The link between gum and kidney disease in cats

There is a link between periodontal disease and kidney disease in cats but, as I type this, I'm not sure what that link is. What I mean is I'm not sure if periodontal disease can cause kidney disease or vice versa. I know that kidney disease can cause bad breath in cats which is ammonia smelling. 

Periodontal disease in cats. Left: Gingivitis. Middle: Teeth cleaning kit. Right: Commercial feline dental food.
Periodontal disease in cats. Left: Gingivitis. Middle: Teeth cleaning kit. Right: Commercial feline dental food. Image: MikeB



I am researching as I am typing this. It seems that periodontal disease can increase the risk of kidney disease and liver and heart disease. Further, a study in humans, specifically 699 African Americans, showed that periodontal disease can make people more prone to kidney disease. The study found that African-Americans with severe gum disease were over four times more likely to develop chronic kidney disease.

The study also appears to have concluded that if periodontal disease is properly treated and eliminated that has a positive effect on the onset of chronic kidney disease i.e. the onset can be prevented.

Another study discusses an "imbalance of the body's oxygen producing free radicals and its antioxidant cells could be the reason why gum disease and chronic kidney disease affect each other..."

In this study over 700 patients with chronic kidney disease were examined both orally and using full body examinations including blood samples. The aim was to test the hypothesis that periodontal disease and kidney function affect each other. The results show that a 10% increase in gum inflammation reduces kidney function by 3%. And a 3% worsening in kidney function translates to an increase in the risk of kidney failure over a five-year period from 32%-34%. Interestingly, the study found that a 10% reduction in kidney function increases periodontal inflammation by 25%.

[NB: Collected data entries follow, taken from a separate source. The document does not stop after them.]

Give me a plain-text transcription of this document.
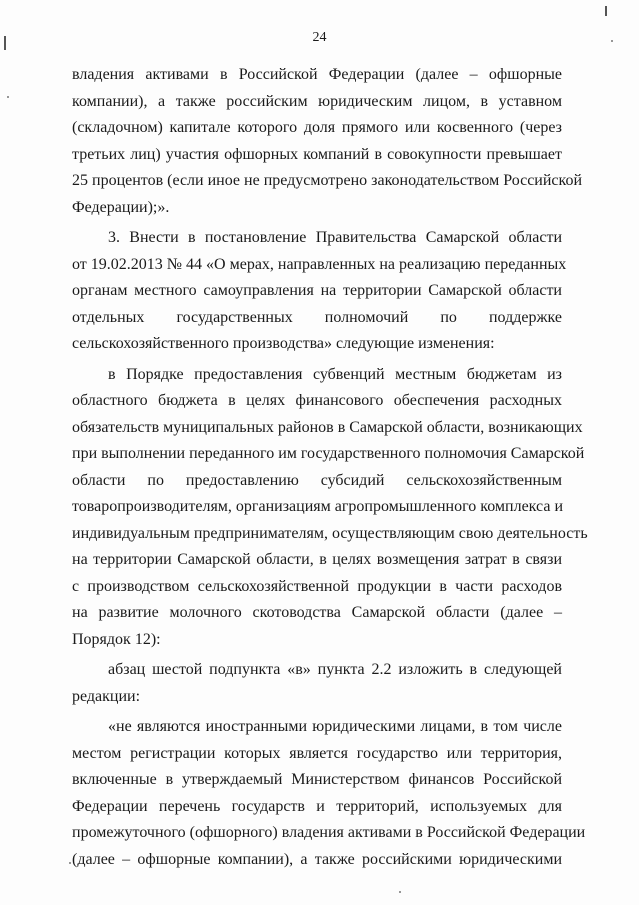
24
владения активами в Российской Федерации (далее – офшорные
компании), а также российским юридическим лицом, в уставном
(складочном) капитале которого доля прямого или косвенного (через
третьих лиц) участия офшорных компаний в совокупности превышает
25 процентов (если иное не предусмотрено законодательством Российской
Федерации);».
3. Внести в постановление Правительства Самарской области
от 19.02.2013 № 44 «О мерах, направленных на реализацию переданных
органам местного самоуправления на территории Самарской области
отдельных государственных полномочий по поддержке
сельскохозяйственного производства» следующие изменения:
в Порядке предоставления субвенций местным бюджетам из
областного бюджета в целях финансового обеспечения расходных
обязательств муниципальных районов в Самарской области, возникающих
при выполнении переданного им государственного полномочия Самарской
области по предоставлению субсидий сельскохозяйственным
товаропроизводителям, организациям агропромышленного комплекса и
индивидуальным предпринимателям, осуществляющим свою деятельность
на территории Самарской области, в целях возмещения затрат в связи
с производством сельскохозяйственной продукции в части расходов
на развитие молочного скотоводства Самарской области (далее –
Порядок 12):
абзац шестой подпункта «в» пункта 2.2 изложить в следующей
редакции:
«не являются иностранными юридическими лицами, в том числе
местом регистрации которых является государство или территория,
включенные в утверждаемый Министерством финансов Российской
Федерации перечень государств и территорий, используемых для
промежуточного (офшорного) владения активами в Российской Федерации
(далее – офшорные компании), а также российскими юридическими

The researchers found that the link between gum disease and kidney disease was caused by "oxidative stress" which is a biological process. It is an 'an imbalance between reactive oxygen species and the body's antioxidant capacity which damages tissues on a cellular level'. I have quoted that verbatim by the way because I don't understand it :) !

The study is the first to try and 'quantify the causal effect of periodontitis on kidney function' and vice versa as well as the first to elucidate the pathways involved. They suggest that further studies are carried out. The study was carried out by Dr. Praveen Sharma and team at the Periodontal Research Group, University of Birmingham's School of Dentistry.

An important point I forgot to mention is that 85% of cats have gum disease at 2 years old or later and sometimes at aged one. This shocking stat from my reference book tells me that gum disease may be why kidney disease is too prevalent in domestic cats. Elderly cats often die of it. Perhaps owners should be cleaning their cat's teeth as a default. No exceptions. At the moment it is rare.